A yeti-man sees the boys on an outside ledge and shoots (just after another yeti-man had climbed up through a window and failed to get them). Now Jonny is running up interior stone steps that weren't anywhere near them a moment ago.
When Dr. Quest says "The ropes won't last long in this fire," he's seen from behind until the word "fire." At that point, the camera changes to a position before Dr. Quest and Race. It's Race's lips that are moving to say "fire," not Dr. Quest's.
The rope-bridge is just wide enough for one jeep, yet when the yeti-man is struck down and laid out at the far end, Quest's jeep drives past him, not over him.
The religion depicted herein combines elements of many different Hindu and Buddhist cultures from different places.
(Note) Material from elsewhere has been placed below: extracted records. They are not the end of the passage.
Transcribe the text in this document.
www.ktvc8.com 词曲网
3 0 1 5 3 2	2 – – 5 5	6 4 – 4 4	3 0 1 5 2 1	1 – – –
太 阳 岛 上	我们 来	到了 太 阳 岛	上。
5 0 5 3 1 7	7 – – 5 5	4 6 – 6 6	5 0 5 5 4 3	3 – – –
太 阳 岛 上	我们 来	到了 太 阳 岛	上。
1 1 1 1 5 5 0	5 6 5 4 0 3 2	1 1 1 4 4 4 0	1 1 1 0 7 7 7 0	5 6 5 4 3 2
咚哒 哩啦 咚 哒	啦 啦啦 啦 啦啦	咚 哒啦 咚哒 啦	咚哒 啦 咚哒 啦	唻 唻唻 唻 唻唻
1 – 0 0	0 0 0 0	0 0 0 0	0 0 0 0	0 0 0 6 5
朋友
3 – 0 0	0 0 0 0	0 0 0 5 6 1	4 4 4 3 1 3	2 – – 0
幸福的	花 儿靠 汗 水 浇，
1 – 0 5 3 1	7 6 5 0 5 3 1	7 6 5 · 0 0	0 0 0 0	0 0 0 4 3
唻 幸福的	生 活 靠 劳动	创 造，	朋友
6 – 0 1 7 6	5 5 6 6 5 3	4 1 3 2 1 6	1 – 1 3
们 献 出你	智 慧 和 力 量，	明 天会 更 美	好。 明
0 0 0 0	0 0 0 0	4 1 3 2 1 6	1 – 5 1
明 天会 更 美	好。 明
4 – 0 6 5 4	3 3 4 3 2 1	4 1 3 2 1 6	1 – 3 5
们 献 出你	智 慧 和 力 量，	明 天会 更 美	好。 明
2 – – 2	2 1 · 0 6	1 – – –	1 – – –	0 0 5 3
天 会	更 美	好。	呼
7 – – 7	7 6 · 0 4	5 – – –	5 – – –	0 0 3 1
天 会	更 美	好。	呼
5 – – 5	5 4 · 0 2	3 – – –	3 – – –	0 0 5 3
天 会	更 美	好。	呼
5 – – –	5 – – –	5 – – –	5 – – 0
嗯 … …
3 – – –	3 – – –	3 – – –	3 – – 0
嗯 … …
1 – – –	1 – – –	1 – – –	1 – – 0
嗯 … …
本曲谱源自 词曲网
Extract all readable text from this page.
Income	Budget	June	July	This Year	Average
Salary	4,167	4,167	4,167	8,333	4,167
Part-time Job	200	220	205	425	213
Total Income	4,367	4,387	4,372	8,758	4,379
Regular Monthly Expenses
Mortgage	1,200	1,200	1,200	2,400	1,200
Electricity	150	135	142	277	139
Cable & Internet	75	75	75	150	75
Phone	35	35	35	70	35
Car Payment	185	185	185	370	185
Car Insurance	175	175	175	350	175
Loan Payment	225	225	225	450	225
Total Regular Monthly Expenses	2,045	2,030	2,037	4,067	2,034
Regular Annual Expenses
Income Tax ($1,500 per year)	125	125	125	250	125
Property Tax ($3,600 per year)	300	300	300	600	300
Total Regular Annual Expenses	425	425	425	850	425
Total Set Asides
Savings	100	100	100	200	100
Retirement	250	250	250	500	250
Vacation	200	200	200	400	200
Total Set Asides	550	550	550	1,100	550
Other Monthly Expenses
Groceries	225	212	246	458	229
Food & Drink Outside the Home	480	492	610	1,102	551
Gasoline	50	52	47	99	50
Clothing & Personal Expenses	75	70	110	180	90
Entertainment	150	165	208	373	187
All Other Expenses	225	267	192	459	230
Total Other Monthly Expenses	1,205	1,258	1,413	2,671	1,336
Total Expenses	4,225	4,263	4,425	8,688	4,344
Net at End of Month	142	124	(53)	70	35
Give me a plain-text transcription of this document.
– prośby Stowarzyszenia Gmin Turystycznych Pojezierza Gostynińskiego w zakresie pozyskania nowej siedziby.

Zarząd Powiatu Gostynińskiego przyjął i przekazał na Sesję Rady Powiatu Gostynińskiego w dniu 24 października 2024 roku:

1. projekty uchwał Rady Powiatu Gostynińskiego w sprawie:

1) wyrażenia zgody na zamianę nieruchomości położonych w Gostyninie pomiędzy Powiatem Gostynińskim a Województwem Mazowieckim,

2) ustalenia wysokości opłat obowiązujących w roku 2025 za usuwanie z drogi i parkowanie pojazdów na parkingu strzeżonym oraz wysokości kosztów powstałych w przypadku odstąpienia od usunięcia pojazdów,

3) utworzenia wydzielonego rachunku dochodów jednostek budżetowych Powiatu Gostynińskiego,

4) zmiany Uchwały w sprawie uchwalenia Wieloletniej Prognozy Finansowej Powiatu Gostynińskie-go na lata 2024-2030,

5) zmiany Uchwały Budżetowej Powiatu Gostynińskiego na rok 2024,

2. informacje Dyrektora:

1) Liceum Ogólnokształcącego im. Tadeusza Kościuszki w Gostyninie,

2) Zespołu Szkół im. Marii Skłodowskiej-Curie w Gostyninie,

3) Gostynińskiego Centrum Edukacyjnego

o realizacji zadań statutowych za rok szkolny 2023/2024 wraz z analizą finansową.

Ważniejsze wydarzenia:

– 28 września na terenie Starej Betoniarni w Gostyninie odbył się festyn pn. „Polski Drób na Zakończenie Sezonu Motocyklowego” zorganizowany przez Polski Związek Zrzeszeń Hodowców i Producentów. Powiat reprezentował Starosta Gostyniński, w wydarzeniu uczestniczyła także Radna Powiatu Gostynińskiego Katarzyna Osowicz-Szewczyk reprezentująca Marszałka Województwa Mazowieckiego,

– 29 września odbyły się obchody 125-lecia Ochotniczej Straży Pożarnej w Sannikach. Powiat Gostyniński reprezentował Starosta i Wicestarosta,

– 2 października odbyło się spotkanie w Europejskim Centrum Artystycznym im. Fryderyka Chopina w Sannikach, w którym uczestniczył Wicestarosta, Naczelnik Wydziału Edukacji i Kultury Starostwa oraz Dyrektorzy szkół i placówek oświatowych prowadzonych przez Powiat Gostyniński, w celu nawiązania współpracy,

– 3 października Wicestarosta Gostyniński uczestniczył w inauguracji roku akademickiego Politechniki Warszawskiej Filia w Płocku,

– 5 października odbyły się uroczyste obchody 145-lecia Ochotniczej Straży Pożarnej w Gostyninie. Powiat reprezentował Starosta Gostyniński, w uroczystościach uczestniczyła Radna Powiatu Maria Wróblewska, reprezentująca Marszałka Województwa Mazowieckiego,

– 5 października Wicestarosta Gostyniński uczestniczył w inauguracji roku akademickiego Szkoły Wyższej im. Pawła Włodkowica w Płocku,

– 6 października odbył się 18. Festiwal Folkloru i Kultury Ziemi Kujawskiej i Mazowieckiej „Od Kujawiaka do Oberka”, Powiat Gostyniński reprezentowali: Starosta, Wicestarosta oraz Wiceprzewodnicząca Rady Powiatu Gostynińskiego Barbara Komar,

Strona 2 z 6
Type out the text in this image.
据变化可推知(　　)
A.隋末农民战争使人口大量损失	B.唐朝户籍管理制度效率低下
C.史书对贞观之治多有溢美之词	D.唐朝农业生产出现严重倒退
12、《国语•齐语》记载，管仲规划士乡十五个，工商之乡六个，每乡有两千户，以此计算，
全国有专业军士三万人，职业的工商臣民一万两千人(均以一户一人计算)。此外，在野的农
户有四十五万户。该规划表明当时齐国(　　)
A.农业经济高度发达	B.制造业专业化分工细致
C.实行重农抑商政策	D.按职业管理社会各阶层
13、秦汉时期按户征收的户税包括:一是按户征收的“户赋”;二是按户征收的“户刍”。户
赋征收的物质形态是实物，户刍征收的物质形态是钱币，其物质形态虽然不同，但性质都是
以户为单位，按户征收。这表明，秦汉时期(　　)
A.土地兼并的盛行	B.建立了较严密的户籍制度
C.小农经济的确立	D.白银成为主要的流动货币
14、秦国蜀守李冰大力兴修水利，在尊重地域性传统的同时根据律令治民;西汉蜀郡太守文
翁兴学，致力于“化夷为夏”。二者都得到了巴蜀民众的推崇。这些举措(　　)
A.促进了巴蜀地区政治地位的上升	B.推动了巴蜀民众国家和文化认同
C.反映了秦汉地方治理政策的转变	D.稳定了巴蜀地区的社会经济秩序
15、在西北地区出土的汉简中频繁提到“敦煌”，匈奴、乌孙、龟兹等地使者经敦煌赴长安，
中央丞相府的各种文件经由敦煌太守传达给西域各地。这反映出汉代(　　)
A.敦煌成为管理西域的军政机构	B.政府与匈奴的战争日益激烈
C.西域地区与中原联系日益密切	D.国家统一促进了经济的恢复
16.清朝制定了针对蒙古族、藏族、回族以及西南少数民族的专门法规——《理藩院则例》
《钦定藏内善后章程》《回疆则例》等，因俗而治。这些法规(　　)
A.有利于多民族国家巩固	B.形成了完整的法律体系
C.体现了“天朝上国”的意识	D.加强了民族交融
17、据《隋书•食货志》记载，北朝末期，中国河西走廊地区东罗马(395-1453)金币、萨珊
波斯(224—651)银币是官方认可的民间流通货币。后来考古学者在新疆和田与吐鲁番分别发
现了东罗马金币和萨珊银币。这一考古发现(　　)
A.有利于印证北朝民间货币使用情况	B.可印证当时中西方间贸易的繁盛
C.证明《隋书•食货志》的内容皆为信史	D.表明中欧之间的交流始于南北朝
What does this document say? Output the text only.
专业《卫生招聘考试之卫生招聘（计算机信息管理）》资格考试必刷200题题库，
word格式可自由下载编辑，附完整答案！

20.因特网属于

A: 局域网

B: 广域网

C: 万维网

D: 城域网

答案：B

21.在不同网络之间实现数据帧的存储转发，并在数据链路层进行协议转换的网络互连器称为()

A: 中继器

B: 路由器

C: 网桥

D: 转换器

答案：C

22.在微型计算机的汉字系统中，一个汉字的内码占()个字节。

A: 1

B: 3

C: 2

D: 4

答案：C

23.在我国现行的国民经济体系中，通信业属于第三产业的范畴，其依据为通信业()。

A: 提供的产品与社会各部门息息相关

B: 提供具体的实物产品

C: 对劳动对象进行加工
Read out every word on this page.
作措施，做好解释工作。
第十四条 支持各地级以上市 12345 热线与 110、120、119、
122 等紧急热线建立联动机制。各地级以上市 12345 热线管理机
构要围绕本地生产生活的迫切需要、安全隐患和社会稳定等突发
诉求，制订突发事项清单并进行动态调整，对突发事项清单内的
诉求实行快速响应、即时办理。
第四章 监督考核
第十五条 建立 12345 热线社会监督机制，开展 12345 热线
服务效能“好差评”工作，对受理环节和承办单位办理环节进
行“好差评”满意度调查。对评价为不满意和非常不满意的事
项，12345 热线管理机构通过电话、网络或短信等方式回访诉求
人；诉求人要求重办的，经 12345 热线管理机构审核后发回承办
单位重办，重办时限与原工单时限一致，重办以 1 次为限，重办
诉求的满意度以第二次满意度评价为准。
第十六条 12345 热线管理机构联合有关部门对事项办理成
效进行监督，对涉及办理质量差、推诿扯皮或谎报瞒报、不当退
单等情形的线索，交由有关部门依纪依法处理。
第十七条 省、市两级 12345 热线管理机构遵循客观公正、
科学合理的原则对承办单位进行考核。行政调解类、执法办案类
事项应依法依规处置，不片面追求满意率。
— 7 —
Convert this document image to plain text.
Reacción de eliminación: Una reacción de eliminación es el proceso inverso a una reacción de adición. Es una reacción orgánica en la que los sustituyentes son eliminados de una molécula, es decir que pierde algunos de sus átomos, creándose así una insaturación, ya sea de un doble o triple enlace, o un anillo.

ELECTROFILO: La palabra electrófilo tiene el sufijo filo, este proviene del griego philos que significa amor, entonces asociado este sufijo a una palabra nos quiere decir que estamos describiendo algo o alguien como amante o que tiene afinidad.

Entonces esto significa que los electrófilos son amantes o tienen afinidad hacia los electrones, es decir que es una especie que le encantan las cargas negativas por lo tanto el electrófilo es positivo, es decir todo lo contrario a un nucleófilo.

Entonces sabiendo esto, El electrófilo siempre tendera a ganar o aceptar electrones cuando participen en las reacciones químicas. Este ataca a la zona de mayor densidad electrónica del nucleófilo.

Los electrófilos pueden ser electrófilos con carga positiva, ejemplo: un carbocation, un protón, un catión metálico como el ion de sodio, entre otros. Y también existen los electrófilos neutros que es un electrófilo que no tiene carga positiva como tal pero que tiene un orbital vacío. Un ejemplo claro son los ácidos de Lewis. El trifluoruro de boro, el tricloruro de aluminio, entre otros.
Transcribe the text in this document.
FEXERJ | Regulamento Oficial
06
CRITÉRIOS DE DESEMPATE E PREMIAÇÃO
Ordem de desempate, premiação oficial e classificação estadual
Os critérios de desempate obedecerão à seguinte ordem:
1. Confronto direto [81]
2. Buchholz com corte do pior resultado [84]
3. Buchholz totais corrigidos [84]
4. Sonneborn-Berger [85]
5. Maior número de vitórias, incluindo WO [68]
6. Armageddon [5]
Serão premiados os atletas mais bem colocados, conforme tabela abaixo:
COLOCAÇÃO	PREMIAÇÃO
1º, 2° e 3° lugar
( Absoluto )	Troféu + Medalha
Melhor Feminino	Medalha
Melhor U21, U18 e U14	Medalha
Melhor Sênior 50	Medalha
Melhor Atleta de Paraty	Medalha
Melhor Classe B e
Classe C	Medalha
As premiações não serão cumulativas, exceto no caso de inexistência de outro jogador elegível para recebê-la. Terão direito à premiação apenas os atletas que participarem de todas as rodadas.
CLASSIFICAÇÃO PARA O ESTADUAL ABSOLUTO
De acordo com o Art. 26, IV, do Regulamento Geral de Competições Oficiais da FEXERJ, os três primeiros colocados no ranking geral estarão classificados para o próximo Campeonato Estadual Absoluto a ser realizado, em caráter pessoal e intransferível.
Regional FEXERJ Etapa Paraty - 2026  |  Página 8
A yeti-man throws a boulder down a rope bridge at Quest's jeep. If this is a true boulder, the yeti-man will, nonetheless, have to possess outstanding strength in order to lift and toss it. The boulder bounces off the front edge of the jeep's hood (leaving no damage), and, having bounced off (suggesting the boulder is made of rubber and somewhat hollow), it returns upon the yeti-man, either knocking him out or killing him.
In a dilapidated monastery abandoned 100 years earlier, Jonny, Hadji and Bandit slide down a stone banister that, despite a century's worth of weathering, is as slick and unbroken as a steel slide.